El P.P.R. propone la plena vigencia del Federalismo de base municipal, entendiendo al Municipio como un entramado de familias afincadas en un territorio, con una historia, una tradición y una cultura común.

Para lograr esta vigencia, teniendo en cuenta además la realidad agropecuaria de la provincia, con importante población rural y asentamientos poblacionales que aún guardan una escala humana, nuestro Partido en su accionar de gobierno realizará acciones ejecutivas y legislativas tendientes a:

1-Crear Consejos de la Comunidad con auténtica representación vecinal,

2-crar un Consejo Provuincial del Trabajo y la Producción, con participación de las fuerzas vivas de la comunidad, con quién el Estado Provincial a través de sus órganos de Gobierno Deberá concensuar políticas de Estado y evaluar la marcha de las mismas,

3-fomentar el arraigo y desarrollo local y regional promoviendo las pequeñas y medianas empresas de base cooperativa y asegurando el acceso a los jóvenes a la educación en sus lugares de residencia, siendo orientada la misma a las necesidades culturales y laborales locales,

4-replantear el sistema impositivo municipal, provincial y aún nacional, para que sea equitativo, vuelva en servicios reales a la comunidad y termine con el unitarismo que desde el gobierno central y provincial padecen respectivamente la misma Provincia y las comunidades locales, porque no solo debe existir el reconocimiento de las autonomías municipales en las cartas orgánicas sino la autarquía del Municipio que implica el manejo responsable de los recursos propios y genuinos.

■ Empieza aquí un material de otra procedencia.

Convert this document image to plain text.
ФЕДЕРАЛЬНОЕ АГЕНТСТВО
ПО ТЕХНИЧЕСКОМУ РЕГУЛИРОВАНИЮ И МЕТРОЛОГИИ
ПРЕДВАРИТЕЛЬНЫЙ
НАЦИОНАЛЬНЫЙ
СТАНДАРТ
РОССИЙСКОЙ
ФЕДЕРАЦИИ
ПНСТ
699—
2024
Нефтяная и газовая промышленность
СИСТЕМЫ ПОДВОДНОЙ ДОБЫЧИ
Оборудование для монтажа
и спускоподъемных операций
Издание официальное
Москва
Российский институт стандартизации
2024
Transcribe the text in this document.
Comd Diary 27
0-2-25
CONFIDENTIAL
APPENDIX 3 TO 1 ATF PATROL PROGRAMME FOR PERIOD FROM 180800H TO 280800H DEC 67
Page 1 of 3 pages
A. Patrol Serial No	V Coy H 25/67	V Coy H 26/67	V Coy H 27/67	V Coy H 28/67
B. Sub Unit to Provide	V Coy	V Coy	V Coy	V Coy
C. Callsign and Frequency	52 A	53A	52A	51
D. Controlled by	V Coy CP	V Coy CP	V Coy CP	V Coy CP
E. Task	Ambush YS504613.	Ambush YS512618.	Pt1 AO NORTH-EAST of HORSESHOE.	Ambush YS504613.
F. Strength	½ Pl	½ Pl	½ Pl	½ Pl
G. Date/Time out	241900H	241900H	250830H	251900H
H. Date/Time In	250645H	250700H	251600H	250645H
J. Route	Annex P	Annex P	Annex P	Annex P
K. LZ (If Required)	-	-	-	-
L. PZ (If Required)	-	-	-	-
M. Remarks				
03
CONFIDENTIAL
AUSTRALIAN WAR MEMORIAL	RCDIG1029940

5-fomentar la producción y comercialización agropecuaria y pesquera, y el crecimiento y radicación de industrias derivadas de ella, asegurando el Estado la protección a la producción y productores comprendidos con el Bien Común, buscando mercados internos y externos que favorezcan el desarrollo socioeconómico provincial,

6-sancionar leyes tendientes a crear un nuevo estilo de representación, que sea orgánica y vinculada con las fuerzas vivas de la comunidad, a la cual los legisladores y funcionarios deban rendir periódicamente cuenta de sus acciones y omisiones, terminando con el concepto de “inmunidad” judicial de legisladores y funcionarios durante su gestión y con el anti-republicano concepto de “gastos reservados”.